Azerbaijan and Turkey have signed a package of agreements on gas supplies to Turkey. How would you comment on this agreement?

The failure to reach an agreement was a major problem in the past two years. So, this must be good news for both sides.

The Nabucco Gas Pipeline consortium has welcomed the agreements signed by Azerbaijan and Turkey on terms for the transit of gas via Turkey to Europe. Do you think that all problems about Nabucco project will be solved?

The disagreements on the details of gas contracts with Azerbaijan was a major obstacle. So, this is a major positive step. But, there are several problems remaining. First, the relations between Ankara and Baku may experience new tensions, if Ankara decides to renew its "rapprochement" with Armenia. Currently, its prospects have been left unclear. Second, realizing Nabucco requires much more efforts than a gas deal between Turkey and Azerbaijan. Questions about filling the full capacity of the pipeline need to be resolved. Also parties will need to work on the details of sales agreements between suppliers and buyers.

Russian Prime-minister Putin commenting this agreement said that there is no competition between the Azerbaijani and Russian supplies to Turkey. Is it really so or Russia may worry about enhancing of Azerbaijan’s role as a gas supplier?
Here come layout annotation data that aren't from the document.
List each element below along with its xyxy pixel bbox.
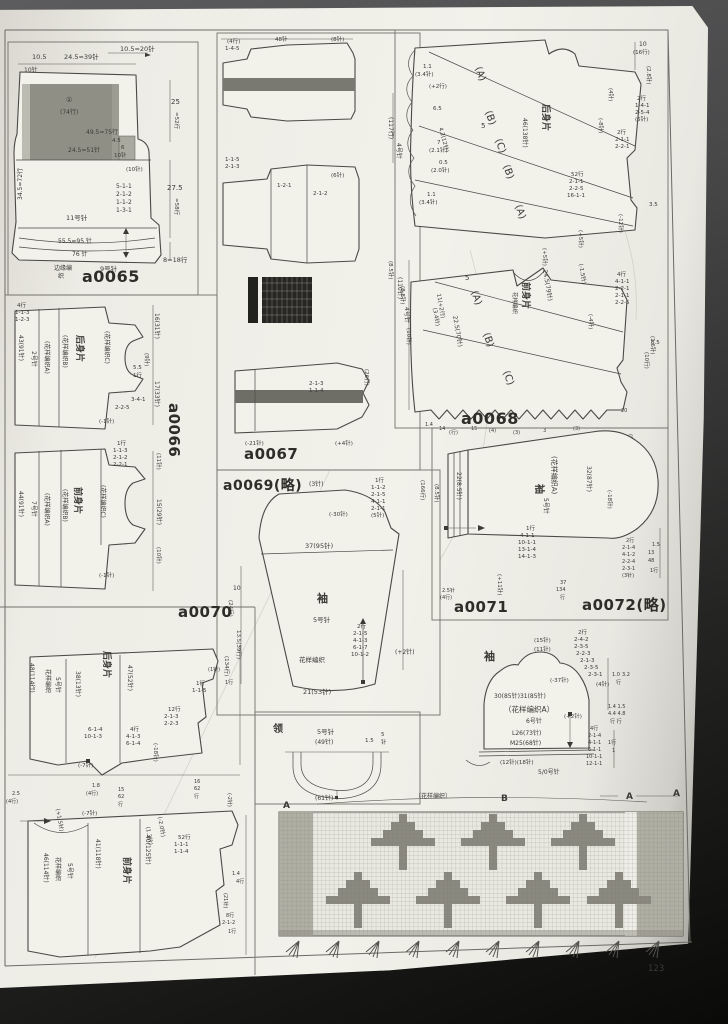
annotation-text: 袖 (484, 649, 495, 663)
block-chart-content: ABA〔花样编织〕 (279, 789, 683, 958)
annotation-text: 花样编织 (54, 857, 62, 881)
annotation-text: 32(87针) (585, 466, 593, 492)
annotation-text: (15针) (534, 636, 551, 644)
annotation-text: 2行 (578, 628, 587, 636)
annotation-text: 1.0 (612, 672, 620, 678)
annotation-text: 领 (273, 722, 283, 735)
annotation-text: 5.5 (133, 365, 142, 371)
annotation-text: 1-4-1 (635, 103, 649, 109)
back-piece-rotated-outline (30, 649, 218, 775)
block-a0065-content: 10.524.5=39针10.5=20针10针①(74行)49.5=75行24.… (8, 42, 198, 295)
annotation-text: 14-1-3 (518, 554, 536, 560)
annotation-text: 5 (465, 274, 469, 282)
annotation-text: 3.2 (622, 672, 630, 678)
annotation-text: (花样编织B) (61, 335, 69, 368)
annotation-text: 行 行 (610, 718, 622, 725)
annotation-text: 4-1-3 (126, 734, 141, 740)
annotation-text: 44(91针) (17, 491, 25, 517)
annotation-text: 4-1-2 (622, 552, 635, 558)
annotation-text: 46(138针) (521, 118, 529, 148)
annotation-text: 62 (118, 794, 124, 800)
chart-grid-overlay (279, 812, 683, 936)
annotation-text: 1行 (117, 439, 126, 447)
annotation-text: 5号针 (66, 863, 74, 879)
annotation-text: 52行 (178, 833, 191, 841)
annotation-text: 12行 (168, 705, 181, 713)
annotation-text: (花样编织A) (550, 456, 559, 495)
annotation-text: (5针) (635, 115, 648, 123)
chart-bottom-strip (279, 930, 683, 936)
annotation-text: 1-1-3 (113, 448, 128, 454)
block-chart: ABA〔花样编织〕 (271, 784, 700, 985)
annotation-text: (12针)(18针) (500, 758, 534, 766)
annotation-text: 1.5 (652, 542, 660, 548)
annotation-text: 10 (233, 585, 241, 592)
scanned-photo: 123 10.524.5=39针10.5=20针10针①(74行)49.5=75… (0, 0, 728, 1024)
annotation-text: 2-1-3 (164, 714, 179, 720)
annotation-text: 38(13针) (74, 671, 82, 697)
annotation-text: (4行) (86, 790, 98, 797)
block-a0066: 后身片(花样编织C)(花样编织B)(花样编织A)2号针43(91针)16(31针… (1, 291, 227, 617)
annotation-text: 2.5针 (442, 587, 455, 594)
annotation-text: 24.5=39针 (64, 52, 99, 61)
annotation-text: 2-3-1 (622, 566, 635, 572)
annotation-text: 2-1-4 (588, 733, 601, 739)
mini-chart-left (248, 277, 258, 323)
annotation-text: (3针) (622, 572, 634, 579)
annotation-text: 1行 (608, 739, 616, 746)
annotation-text: (花样编织C) (99, 485, 107, 518)
annotation-text: M25(68针) (510, 739, 541, 747)
annotation-text: 43(91针) (17, 335, 25, 361)
annotation-text: 17(33针) (153, 381, 161, 407)
annotation-text: 13-1-4 (518, 547, 536, 553)
annotation-text: 1-1-1 (174, 842, 188, 848)
annotation-text: 10 (639, 41, 647, 48)
annotation-text: 1-1-3 (15, 310, 30, 316)
annotation-text: 4-1-1 (588, 740, 601, 746)
annotation-text: (花样编织A) (43, 493, 51, 526)
annotation-text: 10-1-1 (518, 540, 536, 546)
annotation-text: (11针) (534, 645, 551, 653)
annotation-text: 2-1-2 (116, 191, 132, 198)
annotation-text: 2-2-5 (569, 186, 584, 192)
annotation-text: (26行) (363, 369, 371, 386)
annotation-text: (8针) (331, 35, 344, 43)
annotation-text: 3-4-1 (131, 397, 145, 403)
annotation-text: 2-1-5 (371, 492, 386, 498)
annotation-text: 后身片 (74, 335, 86, 362)
annotation-text: 16(31针) (153, 313, 161, 339)
annotation-text: 4.4 4.8 (608, 711, 626, 717)
annotation-text: (花样编织A) (43, 341, 51, 374)
annotation-text: 6-1-4 (126, 741, 141, 747)
annotation-text: 前身片 (72, 487, 84, 514)
annotation-text: 2-2-1 (615, 286, 629, 292)
annotation-text: 后身片 (101, 651, 113, 678)
annotation-text: 37(95针) (305, 541, 333, 550)
annotation-text: （花样编织A） (504, 704, 554, 714)
pattern-label-a0067: a0067 (244, 445, 298, 463)
annotation-text: (49针) (315, 738, 333, 746)
annotation-text: 6-1-4 (88, 727, 103, 733)
annotation-text: 1行 (526, 524, 535, 532)
annotation-text: (2.8针) (645, 66, 653, 85)
annotation-text: 行 (560, 594, 565, 601)
annotation-text: 7 (437, 140, 441, 146)
annotation-text: 1行 (375, 476, 384, 484)
annotation-text: 27.5 (167, 184, 183, 192)
annotation-text: 1.1 (427, 192, 436, 198)
annotation-text: 6-1-1 (588, 747, 601, 753)
annotation-text: 2-5-4 (635, 110, 650, 116)
annotation-text: 2-1-1 (615, 293, 629, 299)
annotations-chart: ABA〔花样编织〕 (283, 789, 680, 811)
annotation-text: 34.5=72行 (16, 168, 24, 200)
section-bracket (317, 797, 647, 804)
annotation-text: 行 (118, 801, 123, 808)
annotation-text: 20 (621, 408, 627, 414)
annotation-text: 4行 (236, 878, 244, 885)
annotation-text: 47(52针) (126, 665, 134, 691)
annotation-text: 48 (648, 558, 654, 564)
block-a0066-content: 后身片(花样编织C)(花样编织B)(花样编织A)2号针43(91针)16(31针… (5, 295, 217, 607)
annotation-text: 行 (616, 679, 621, 686)
annotation-text: 37 (560, 580, 566, 586)
annotation-text: 1-1-5 (192, 688, 207, 694)
block-a0070: 后身片47(52针)38(13针)48(114行)5号针花样编织1行1-1-5(… (0, 603, 269, 977)
annotation-text: 6.5 (433, 106, 442, 112)
annotation-text: (-8针) (597, 118, 605, 133)
annotation-text: (5针) (371, 511, 384, 519)
annotation-text: 25 (171, 98, 180, 106)
annotation-text: 1.5 (365, 738, 374, 744)
annotation-text: 1行 (228, 928, 236, 935)
annotation-text: 2行 (637, 94, 646, 102)
annotation-text: 4-1-1 (615, 279, 629, 285)
annotation-text: 2-3-5 (574, 644, 589, 650)
block-a0065: 10.524.5=39针10.5=20针10针①(74行)49.5=75行24.… (4, 38, 208, 305)
annotation-text: 12-1-1 (586, 761, 602, 767)
stitch-chart-edge-left (22, 84, 30, 160)
front-piece-outline (411, 268, 628, 419)
annotation-text: 〔花样编织〕 (415, 792, 451, 800)
annotation-text: 10.5 (32, 53, 46, 61)
annotation-text: L26(73针) (512, 729, 541, 737)
annotation-text: 花样编织 (44, 669, 52, 693)
annotation-text: (-1针) (99, 571, 114, 579)
annotation-text: 1-1-4 (174, 849, 189, 855)
annotation-text: A (283, 801, 290, 811)
annotation-text: (花样编织B) (61, 489, 69, 522)
annotation-text: (9针) (143, 353, 151, 366)
annotation-text: (2.0针) (431, 166, 450, 174)
annotation-text: (1针) (208, 666, 220, 673)
annotation-text: 30(85针)31(85针) (494, 692, 546, 700)
pattern-label-a0070: a0070 (178, 603, 232, 621)
annotation-text: 6 (121, 145, 125, 151)
annotation-text: (+5针) (541, 248, 549, 266)
annotation-text: 后身片 (540, 104, 552, 131)
annotation-text: (-1.5针) (577, 263, 588, 285)
annotation-text: 1行 (650, 567, 658, 574)
annotation-text: 55.5=95 针 (58, 237, 92, 245)
annotation-text: 5号针 (54, 677, 62, 693)
annotation-text: 10-1-2 (351, 652, 369, 658)
annotation-text: 16-1-1 (567, 193, 585, 199)
annotation-text: 0.5 (439, 160, 448, 166)
block-a0068-content: (A)(B)(C)5(B)(A)后身片46(138针)(-8针)(4针)1.1(… (395, 30, 668, 451)
annotation-text: 2-1-1 (371, 506, 385, 512)
annotation-text: 4-1-1 (371, 499, 385, 505)
annotation-text: 2-1-3 (309, 381, 324, 387)
annotation-text: (-7针) (78, 761, 93, 769)
fringe-tassels (286, 941, 659, 958)
annotation-text: (+2针) (395, 648, 415, 656)
annotation-text: 2-3-5 (584, 665, 599, 671)
annotation-text: 1-4-5 (225, 46, 240, 52)
annotation-text: 4-1-1 (520, 533, 534, 539)
annotation-text: (4针) (607, 88, 615, 101)
annotation-text: 边缘编 (54, 264, 72, 272)
annotation-text: (-37针) (550, 676, 569, 684)
annotation-text: (166行) (419, 480, 427, 500)
annotation-text: (4针) (596, 680, 609, 688)
pattern-label-a0069: a0069(略) (223, 477, 302, 494)
annotation-text: 1-1-4 (309, 388, 324, 394)
annotation-text: 4.5 (112, 138, 121, 144)
annotation-text: 前身片 (520, 282, 532, 309)
annotation-text: (-18针) (152, 743, 160, 762)
annotation-text: 1-1-2 (116, 199, 132, 206)
annotation-text: (21针) (222, 893, 229, 908)
annotation-text: 1.4 1.5 (608, 704, 626, 710)
annotation-text: 1.8 (92, 783, 100, 789)
annotation-text: 3.5 (649, 202, 658, 208)
annotation-text: 袖 (317, 591, 328, 605)
annotation-text: 15 (118, 787, 124, 793)
annotation-text: 2-1-3 (225, 164, 240, 170)
annotation-text: 21(53针) (303, 687, 331, 696)
annotation-text: 2-1-2 (222, 920, 235, 926)
annotation-text: 2行 (626, 537, 634, 544)
annotation-text: 织 (58, 272, 64, 280)
annotation-text: 1-1-5 (225, 157, 240, 163)
annotation-text: 49.5=75行 (86, 128, 118, 136)
block-a0070-content: 后身片47(52针)38(13针)48(114行)5号针花样编织1行1-1-5(… (0, 603, 255, 975)
annotation-text: (+5针) (577, 230, 585, 248)
annotation-text: =52行 (173, 112, 181, 130)
annotation-text: 花样编织 (511, 292, 519, 315)
annotation-text: 16 (194, 779, 200, 785)
annotation-text: 2-1-1 (615, 137, 629, 143)
annotation-text: 46(114针) (42, 853, 50, 883)
annotation-text: (-4针) (587, 314, 595, 329)
annotation-text: 8=18行 (163, 255, 188, 264)
annotation-text: (3.4针) (415, 70, 434, 78)
annotation-text: 2-2-3 (164, 721, 179, 727)
block-a0067-content: (4行)1-4-548针(8针)(117行)4号针1-1-52-1-3(6针)1… (217, 33, 420, 470)
annotation-text: 行 (194, 793, 199, 800)
annotation-text: 5号针 (317, 727, 335, 736)
annotation-text: 5 (381, 732, 385, 738)
annotation-text: 花样编织 (299, 655, 326, 664)
annotation-text: B (501, 794, 508, 804)
annotation-text: 1-3-1 (116, 207, 132, 214)
annotation-text: 2-1-2 (313, 191, 327, 197)
annotation-text: A (673, 789, 680, 799)
annotation-text: (6针) (331, 171, 344, 179)
sleeve-outline (259, 490, 399, 691)
annotation-text: (+11针) (496, 574, 504, 595)
annotation-text: 4行 (617, 270, 626, 278)
annotation-text: 10-1-1 (586, 754, 602, 760)
bell-sleeve-outline (468, 431, 658, 538)
annotation-text: 1.1 (423, 64, 432, 70)
annotation-text: (4行) (6, 798, 18, 805)
annotation-text: ① (66, 96, 72, 104)
annotation-text: 2-1-3 (580, 658, 595, 664)
annotation-text: (2.1针) (429, 146, 448, 154)
annotation-text: 24.5=51针 (68, 146, 100, 154)
annotation-text: 2号针 (30, 351, 38, 367)
annotation-text: (+4针) (335, 439, 353, 447)
annotation-text: (10针) (126, 165, 143, 173)
annotation-text: (4行) (227, 37, 240, 45)
annotation-text: 10.5=20针 (120, 44, 155, 53)
annotation-text: (3.4针) (419, 198, 438, 206)
annotation-text: (花样编织C) (103, 331, 111, 364)
annotation-text: 2行 (357, 622, 366, 630)
annotation-text: (16行) (633, 48, 650, 56)
annotation-text: 4行 (590, 725, 598, 732)
annotation-text: 76 针 (72, 250, 88, 258)
annotation-text: 10针 (114, 151, 127, 159)
annotation-text: 1-2-3 (15, 317, 30, 323)
annotation-text: (4行) (440, 594, 452, 601)
annotation-text: 5 (481, 122, 485, 130)
annotation-text: 1 (612, 748, 615, 754)
annotation-text: 1-2-1 (277, 183, 291, 189)
pattern-label-a0065: a0065 (82, 267, 140, 286)
front-piece-rotated-outline (15, 449, 145, 589)
annotation-text: (10行) (643, 352, 651, 369)
annotation-text: 13 (648, 550, 654, 556)
annotation-text: 针 (381, 738, 387, 746)
pattern-label-a0066: a0066 (165, 403, 183, 457)
annotation-text: (8.5针) (433, 484, 441, 503)
annotation-text: 2-2-5 (615, 300, 630, 306)
annotation-text: 41(118针) (94, 839, 102, 869)
annotation-text: 1行 (196, 679, 205, 687)
annotation-text: 1行 (133, 371, 142, 379)
annotation-text: 5号针 (542, 498, 550, 514)
annotation-text: (74行) (60, 108, 78, 116)
annotation-text: (3针) (309, 480, 324, 488)
annotation-text: 2-2-1 (615, 144, 629, 150)
annotation-text: (+2针) (564, 712, 582, 720)
annotation-text: 4-1-3 (353, 638, 368, 644)
annotation-text: 22(8.5针) (455, 472, 463, 500)
annotation-text: 5号针 (313, 615, 331, 624)
annotation-text: 6号针 (526, 717, 542, 725)
annotation-text: (10针) (405, 328, 413, 345)
annotation-text: 2行 (617, 128, 626, 136)
annotation-text: 2.5 (12, 791, 20, 797)
annotation-text: 前身片 (121, 857, 133, 884)
annotation-text: 134 (556, 587, 566, 593)
annotation-text: 2-1-2 (113, 455, 127, 461)
annotation-text: 15(29针) (155, 499, 163, 525)
annotation-text: 2-1-4 (622, 545, 635, 551)
annotation-text: 1-1-2 (371, 485, 385, 491)
annotation-text: 2-2-4 (622, 559, 635, 565)
annotation-text: 52行 (571, 170, 584, 178)
annotation-text: (-30针) (329, 510, 348, 518)
annotation-text: 2-4-2 (574, 637, 588, 643)
annotation-text: 6-1-7 (353, 645, 368, 651)
annotation-text: 2-2-5 (115, 405, 130, 411)
annotation-text: 10针 (24, 66, 38, 74)
annotation-text: 袖 (533, 483, 546, 494)
annotation-text: (-7针) (82, 809, 97, 817)
annotation-text: 2-2-1 (113, 462, 127, 468)
annotation-text: 1.4 (232, 871, 240, 877)
front-piece-rotated-outline (28, 811, 238, 957)
annotation-text: 4行 (17, 301, 26, 309)
piece2-outline (223, 165, 359, 263)
annotation-text: 4行 (130, 725, 139, 733)
piece3-dark-band (235, 390, 363, 403)
annotation-text: 48针 (275, 35, 288, 43)
annotation-text: (10针) (155, 547, 163, 564)
annotation-text: =58行 (173, 198, 181, 216)
stitch-chart-edge-right (112, 84, 119, 160)
annotation-text: (-18针) (606, 490, 614, 509)
annotation-text: 2-1-1 (569, 179, 583, 185)
block-a0071: 22(8.5针)(8.5针)(花样编织A)袖5号针32(87针)(-18针)1行… (428, 424, 678, 630)
block-a0068: (A)(B)(C)5(B)(A)后身片46(138针)(-8针)(4针)1.1(… (391, 26, 678, 448)
annotation-text: (+2行) (429, 82, 447, 90)
annotation-text: 62 (194, 786, 200, 792)
annotation-text: 8行 (226, 912, 234, 919)
annotation-text: 2-2-3 (576, 651, 591, 657)
annotation-text: (-2针) (226, 793, 233, 807)
block-sleeve2-content: 袖(15针)(11针)2行2-4-22-3-52-2-32-1-32-3-52-… (466, 628, 680, 802)
piece1-dark-band (223, 78, 355, 91)
annotation-text: 2-1-5 (353, 631, 368, 637)
annotation-text: (8.8针) (399, 286, 407, 305)
annotation-text: 5/0号针 (538, 768, 560, 776)
block-a0071-content: 22(8.5针)(8.5针)(花样编织A)袖5号针32(87针)(-18针)1行… (432, 428, 668, 620)
annotation-text: 8.5 (651, 340, 660, 346)
annotation-text: (-12针) (617, 214, 625, 233)
annotation-text: 2-3-1 (588, 672, 602, 678)
annotation-text: (-1针) (99, 417, 114, 425)
annotation-text: 7号针 (30, 501, 38, 517)
annotation-text: 48(114行) (28, 663, 36, 693)
annotation-text: 10-1-3 (84, 734, 102, 740)
annotation-text: 5-1-1 (116, 183, 132, 190)
annotation-text: (11针) (155, 453, 163, 470)
pattern-label-a0072: a0072(略) (582, 596, 667, 614)
annotation-text: 11号针 (66, 213, 88, 222)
Nabucco and Russian gas are competing for the same market - Europe/Turkey, and demand growth in both markets has become uncertain. One may probably say that there is "space" for both players in these markets, but only in the longer-run. In the short and medium-term, they will compete for the same market.

What consequences could be after Turkey’s decision to freeze energy cooperation with Israel?

It will hardly have any significant consequences. This is because the economic viability of the proposed projects was highly questionable. Moreover, Putin has also indicated that Israel might be able to develop its own gas reserves that will deem the gas export projects via Turkey unnecessary.

Do you think that political and energy problems between Turkey and Israel may harm Azerbaijan, the main Turkish partner in energy delivers to the world market?

Not really, as Turkey hopes to maintain its transit role for Azerbaijani oil and gas.